Alba, a doce e gentil Alba falecera na hora. Dois tiros no peito. Duas vidas perdidas a troco de nada. O homem que tentou assaltá-los fugira após os disparos. Não encontraram o assassino, apesar das buscas intensivas da polícia, por tratar-se de uma família de nobres da região.
O anel
Fedora recebera a notícia da tragédia com pesar. O sentimento que nutria por sua mãe tornara-se ínfimo diante da dor da perda. Seus pais se foram para sempre. Em casa apenas os bens materiais. Bens de uma riqueza que jamais supriria o amor paterno. Apesar de todo o dinheiro o amor incondicional que lhe alimentava o espírito, não estaria mais ao seu lado.
No dia do velório de Alba e Pedro, toda a alta sociedade veio prestar as últimas homenagens ao ilustre casal. De pé, ao lado das urnas com os corpos, recebendo pesares de amigos e parentes, estava Fedora. Não mais aquela menina mimada, mas uma mulher, envelhecida anos em algumas horas.

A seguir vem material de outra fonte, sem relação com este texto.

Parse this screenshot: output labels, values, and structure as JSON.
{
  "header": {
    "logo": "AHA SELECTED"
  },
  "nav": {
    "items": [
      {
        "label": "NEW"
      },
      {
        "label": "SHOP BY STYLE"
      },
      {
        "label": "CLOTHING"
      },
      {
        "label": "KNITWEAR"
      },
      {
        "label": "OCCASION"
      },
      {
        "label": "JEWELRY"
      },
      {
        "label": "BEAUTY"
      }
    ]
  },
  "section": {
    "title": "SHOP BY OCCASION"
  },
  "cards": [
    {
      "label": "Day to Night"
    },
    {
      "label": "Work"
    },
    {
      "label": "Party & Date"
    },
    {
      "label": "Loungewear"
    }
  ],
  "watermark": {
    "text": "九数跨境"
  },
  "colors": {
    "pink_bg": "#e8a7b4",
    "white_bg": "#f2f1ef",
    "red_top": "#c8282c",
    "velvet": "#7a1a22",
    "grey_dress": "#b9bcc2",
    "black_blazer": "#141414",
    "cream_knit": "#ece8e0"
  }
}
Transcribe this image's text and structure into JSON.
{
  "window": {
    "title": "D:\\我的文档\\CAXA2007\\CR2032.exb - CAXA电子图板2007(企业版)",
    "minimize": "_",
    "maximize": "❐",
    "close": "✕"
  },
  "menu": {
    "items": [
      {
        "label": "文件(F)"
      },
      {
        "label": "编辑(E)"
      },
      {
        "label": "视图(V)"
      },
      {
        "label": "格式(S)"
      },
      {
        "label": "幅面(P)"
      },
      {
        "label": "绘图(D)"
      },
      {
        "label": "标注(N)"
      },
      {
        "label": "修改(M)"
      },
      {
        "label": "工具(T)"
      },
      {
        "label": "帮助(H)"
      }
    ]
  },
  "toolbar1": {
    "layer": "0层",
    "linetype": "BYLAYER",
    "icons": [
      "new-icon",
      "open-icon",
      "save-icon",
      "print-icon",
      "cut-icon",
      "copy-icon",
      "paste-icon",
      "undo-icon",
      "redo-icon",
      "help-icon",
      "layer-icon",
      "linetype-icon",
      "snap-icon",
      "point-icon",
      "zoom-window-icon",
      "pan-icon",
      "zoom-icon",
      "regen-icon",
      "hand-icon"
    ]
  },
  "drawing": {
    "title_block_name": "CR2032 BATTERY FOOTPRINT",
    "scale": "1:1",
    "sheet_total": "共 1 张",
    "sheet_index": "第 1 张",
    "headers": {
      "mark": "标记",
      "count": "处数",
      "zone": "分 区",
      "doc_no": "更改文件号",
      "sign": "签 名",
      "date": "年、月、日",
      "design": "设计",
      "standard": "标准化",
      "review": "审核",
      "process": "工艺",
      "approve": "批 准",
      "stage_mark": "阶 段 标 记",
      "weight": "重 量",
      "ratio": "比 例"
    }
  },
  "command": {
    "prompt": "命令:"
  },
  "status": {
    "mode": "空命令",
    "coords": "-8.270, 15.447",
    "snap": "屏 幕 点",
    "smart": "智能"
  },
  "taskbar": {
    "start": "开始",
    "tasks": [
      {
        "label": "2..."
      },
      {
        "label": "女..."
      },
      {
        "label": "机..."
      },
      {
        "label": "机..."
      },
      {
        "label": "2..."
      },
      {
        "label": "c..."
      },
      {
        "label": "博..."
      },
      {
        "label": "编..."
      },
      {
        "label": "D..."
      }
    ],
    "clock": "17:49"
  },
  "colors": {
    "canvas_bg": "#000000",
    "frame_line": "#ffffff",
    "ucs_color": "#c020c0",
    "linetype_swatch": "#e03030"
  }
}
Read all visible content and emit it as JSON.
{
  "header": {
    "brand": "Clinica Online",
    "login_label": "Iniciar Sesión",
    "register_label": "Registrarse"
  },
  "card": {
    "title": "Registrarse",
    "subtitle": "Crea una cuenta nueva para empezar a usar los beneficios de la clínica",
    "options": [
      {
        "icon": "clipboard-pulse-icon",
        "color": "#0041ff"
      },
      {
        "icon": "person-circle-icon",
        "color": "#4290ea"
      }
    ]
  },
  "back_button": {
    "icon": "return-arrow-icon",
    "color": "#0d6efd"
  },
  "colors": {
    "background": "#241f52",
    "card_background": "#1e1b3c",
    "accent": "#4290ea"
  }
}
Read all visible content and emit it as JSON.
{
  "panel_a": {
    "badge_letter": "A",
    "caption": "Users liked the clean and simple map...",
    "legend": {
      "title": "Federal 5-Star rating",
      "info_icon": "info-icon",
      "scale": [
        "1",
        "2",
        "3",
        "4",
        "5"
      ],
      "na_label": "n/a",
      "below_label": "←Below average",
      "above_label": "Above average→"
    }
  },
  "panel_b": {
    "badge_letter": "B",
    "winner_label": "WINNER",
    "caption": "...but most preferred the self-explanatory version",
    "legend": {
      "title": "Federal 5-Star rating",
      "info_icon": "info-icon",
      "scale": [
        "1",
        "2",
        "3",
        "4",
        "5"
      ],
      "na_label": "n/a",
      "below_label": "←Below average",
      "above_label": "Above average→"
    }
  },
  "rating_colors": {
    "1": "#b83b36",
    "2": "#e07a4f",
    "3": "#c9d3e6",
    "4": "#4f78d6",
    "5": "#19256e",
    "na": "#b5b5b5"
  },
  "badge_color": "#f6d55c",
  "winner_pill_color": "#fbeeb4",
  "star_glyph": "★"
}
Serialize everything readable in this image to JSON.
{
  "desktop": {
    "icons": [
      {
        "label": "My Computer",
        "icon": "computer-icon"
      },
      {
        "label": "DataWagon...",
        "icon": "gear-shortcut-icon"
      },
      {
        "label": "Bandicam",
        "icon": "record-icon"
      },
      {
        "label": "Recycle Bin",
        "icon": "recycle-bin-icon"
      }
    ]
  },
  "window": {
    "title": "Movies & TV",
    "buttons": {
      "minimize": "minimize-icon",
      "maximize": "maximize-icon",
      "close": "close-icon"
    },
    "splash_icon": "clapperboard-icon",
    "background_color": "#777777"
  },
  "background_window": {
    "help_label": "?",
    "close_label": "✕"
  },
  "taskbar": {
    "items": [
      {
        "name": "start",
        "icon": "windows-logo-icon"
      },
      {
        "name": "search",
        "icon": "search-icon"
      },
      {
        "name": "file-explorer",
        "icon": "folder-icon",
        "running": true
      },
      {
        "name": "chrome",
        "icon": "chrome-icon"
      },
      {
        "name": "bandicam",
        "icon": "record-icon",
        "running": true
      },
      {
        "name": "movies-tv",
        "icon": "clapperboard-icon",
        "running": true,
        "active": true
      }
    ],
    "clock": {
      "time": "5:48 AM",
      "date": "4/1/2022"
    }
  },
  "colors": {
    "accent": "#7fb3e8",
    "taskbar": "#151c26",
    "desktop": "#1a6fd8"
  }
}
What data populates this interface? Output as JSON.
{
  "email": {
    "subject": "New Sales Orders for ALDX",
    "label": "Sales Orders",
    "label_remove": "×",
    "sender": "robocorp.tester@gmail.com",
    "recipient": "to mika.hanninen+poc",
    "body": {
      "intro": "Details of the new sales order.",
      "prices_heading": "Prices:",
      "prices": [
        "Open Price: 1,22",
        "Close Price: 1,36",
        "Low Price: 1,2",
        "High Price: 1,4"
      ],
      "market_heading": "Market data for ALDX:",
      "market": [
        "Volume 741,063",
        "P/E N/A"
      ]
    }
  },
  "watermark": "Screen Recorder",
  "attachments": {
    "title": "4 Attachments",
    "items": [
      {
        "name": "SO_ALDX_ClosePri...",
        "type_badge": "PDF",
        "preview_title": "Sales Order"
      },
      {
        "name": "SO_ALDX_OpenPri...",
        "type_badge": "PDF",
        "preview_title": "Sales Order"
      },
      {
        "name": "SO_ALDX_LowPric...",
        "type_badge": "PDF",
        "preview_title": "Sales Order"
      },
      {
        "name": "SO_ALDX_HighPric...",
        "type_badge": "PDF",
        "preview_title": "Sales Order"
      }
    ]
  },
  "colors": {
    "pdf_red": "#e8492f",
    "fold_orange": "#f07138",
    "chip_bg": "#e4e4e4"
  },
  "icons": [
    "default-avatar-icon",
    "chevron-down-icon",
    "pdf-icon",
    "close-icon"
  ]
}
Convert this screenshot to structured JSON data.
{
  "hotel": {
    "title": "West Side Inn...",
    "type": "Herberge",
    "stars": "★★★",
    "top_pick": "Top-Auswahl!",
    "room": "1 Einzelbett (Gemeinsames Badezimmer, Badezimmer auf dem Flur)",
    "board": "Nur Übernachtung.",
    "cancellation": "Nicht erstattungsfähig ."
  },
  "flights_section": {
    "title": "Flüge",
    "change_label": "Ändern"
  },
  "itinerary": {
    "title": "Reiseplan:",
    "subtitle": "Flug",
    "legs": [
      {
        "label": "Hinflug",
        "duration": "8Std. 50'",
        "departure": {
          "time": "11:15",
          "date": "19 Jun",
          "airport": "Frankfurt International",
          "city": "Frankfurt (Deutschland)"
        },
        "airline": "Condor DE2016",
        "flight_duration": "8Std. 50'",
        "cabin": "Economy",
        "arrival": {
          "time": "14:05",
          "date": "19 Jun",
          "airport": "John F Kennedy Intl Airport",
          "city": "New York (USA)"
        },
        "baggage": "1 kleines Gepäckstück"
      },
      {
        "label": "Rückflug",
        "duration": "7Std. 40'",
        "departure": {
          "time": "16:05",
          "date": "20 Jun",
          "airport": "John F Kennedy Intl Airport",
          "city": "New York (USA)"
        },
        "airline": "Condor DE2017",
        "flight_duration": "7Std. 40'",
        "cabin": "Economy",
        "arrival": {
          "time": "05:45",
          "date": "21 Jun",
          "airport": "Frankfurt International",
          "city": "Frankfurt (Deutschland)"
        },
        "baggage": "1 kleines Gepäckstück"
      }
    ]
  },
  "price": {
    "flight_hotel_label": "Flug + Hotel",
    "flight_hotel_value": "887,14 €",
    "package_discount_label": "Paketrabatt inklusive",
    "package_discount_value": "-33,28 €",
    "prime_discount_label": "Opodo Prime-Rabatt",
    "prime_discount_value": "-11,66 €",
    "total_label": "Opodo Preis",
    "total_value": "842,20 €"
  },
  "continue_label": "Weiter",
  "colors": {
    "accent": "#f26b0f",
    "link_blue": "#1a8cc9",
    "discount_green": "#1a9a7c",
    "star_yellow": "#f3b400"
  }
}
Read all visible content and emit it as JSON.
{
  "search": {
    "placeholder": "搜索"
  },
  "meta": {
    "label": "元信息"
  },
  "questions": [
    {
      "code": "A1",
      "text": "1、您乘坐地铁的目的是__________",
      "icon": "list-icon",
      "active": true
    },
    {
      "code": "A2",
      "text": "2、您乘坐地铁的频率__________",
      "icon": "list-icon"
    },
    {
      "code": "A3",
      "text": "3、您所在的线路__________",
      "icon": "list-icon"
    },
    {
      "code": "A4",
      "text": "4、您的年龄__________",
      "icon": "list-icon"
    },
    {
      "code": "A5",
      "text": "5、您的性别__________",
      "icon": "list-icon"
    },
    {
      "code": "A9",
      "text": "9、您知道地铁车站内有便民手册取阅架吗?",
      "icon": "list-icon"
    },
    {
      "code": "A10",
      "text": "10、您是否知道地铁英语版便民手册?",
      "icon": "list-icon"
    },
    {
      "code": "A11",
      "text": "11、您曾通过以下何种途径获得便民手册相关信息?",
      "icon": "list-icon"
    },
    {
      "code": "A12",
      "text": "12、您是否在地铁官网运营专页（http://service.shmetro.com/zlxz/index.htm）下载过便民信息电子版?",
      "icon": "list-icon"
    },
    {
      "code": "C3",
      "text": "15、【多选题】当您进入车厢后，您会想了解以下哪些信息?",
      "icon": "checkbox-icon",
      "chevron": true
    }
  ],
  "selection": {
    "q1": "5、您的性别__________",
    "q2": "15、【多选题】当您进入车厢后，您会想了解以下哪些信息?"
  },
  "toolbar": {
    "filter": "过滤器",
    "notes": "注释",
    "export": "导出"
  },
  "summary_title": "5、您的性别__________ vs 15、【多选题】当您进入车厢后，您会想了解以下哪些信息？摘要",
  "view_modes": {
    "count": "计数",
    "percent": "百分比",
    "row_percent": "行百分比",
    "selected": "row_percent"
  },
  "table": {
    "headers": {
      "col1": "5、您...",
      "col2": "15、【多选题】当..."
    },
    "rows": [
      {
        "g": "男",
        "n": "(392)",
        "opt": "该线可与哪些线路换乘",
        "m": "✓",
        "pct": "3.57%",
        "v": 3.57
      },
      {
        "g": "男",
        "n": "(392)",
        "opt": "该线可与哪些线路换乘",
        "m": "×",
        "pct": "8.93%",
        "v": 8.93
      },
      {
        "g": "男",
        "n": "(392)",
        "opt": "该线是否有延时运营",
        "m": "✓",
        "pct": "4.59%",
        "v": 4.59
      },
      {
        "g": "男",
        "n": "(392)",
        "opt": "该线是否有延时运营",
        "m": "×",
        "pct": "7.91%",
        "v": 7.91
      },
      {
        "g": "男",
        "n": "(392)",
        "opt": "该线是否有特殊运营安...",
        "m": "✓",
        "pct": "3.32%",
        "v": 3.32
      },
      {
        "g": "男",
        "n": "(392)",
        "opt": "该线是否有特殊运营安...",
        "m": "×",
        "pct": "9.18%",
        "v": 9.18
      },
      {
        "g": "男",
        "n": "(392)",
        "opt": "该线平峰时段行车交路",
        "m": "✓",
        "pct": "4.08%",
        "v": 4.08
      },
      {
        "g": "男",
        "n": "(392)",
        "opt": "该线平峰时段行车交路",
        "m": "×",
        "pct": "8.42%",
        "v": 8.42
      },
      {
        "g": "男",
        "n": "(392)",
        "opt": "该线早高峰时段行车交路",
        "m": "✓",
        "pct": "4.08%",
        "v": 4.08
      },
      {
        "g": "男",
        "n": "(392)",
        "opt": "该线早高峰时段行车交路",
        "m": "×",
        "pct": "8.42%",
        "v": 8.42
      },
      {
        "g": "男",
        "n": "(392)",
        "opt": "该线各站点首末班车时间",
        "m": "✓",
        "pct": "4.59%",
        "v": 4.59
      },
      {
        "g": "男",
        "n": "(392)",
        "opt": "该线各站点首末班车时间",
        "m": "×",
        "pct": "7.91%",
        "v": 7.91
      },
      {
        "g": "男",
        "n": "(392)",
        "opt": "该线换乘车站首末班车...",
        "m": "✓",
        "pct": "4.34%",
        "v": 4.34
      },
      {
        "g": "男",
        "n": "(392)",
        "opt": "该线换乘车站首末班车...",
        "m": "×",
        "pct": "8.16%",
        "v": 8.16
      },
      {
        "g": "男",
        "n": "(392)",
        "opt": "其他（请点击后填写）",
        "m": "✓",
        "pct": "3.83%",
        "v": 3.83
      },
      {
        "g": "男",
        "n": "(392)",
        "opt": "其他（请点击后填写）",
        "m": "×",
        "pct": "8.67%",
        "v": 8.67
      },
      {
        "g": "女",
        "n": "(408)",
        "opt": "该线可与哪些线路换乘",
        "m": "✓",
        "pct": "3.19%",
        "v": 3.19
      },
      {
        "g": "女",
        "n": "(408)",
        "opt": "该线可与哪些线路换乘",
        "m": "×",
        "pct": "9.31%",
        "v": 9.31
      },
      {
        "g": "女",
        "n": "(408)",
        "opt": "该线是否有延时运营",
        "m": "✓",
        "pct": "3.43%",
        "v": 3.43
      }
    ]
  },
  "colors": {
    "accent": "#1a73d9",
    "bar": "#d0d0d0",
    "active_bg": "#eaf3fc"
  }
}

Só, apenas sua dor como companhia, quando chega seu noivo. Após uma breve troca de palavras de conforto, permanece ao seu lado na cerimônia – “Bonito anel”, ele disse, pra disfarçar a tristeza. Fedora caiu em prantos cobrindo o rosto com as mãos ornadas pelo anel que fora de sua mãe.
por Sal
Sobre um conto chamado O Anel de Fedora
“Bonito anel”, ele disse, pra disfarçar a tristeza.
A partir dessa frase o conto “O Anel de Fedora” foi criado, para um exercício da aula de Redação, na faculdade de Jornalismo, da Univali, nos anos 2000.
A proposta é que cada aluno, com uma frase apenas, dada pelo professor aleatoriamente, criasse um texto.
Lembro que minha reação foi de preocupação. Achei difícil a proposta. Mas, por outro lado, gosto de desafios. Acima de tudo, gosto de criar, de escrever. Abracei a causa e assim surgiu O Anel de Fedora.
Também gosto de utilizar em meus textos palavras pouco usuais, como “pérfido”, “alheia”, “altivez”… todas inconcebíveis em um texto jornalístico, ou mesmo para um post de um blog. Como resultado, sempre tive poucas oportunidades em usá-las.
Agora a memória não me deixa lembrar se era da aula da Silvia Quevedo ou Laura Seligman, ou Sandro Galarça … portanto, já cito os três de uma vez para não ser injusto.
Não sei porque escolhi o nome Fedora. Acho que para mim soava pomposo e eu queria remeter a uma época antiga, mais romântica. Da mesma forma queria um nome sonoro, forte.
E lá se vai mais de uma década. Além disso, a memória do velhinho aqui já não é mais a mesma!
Saudades das aulas, dos professores e da turma!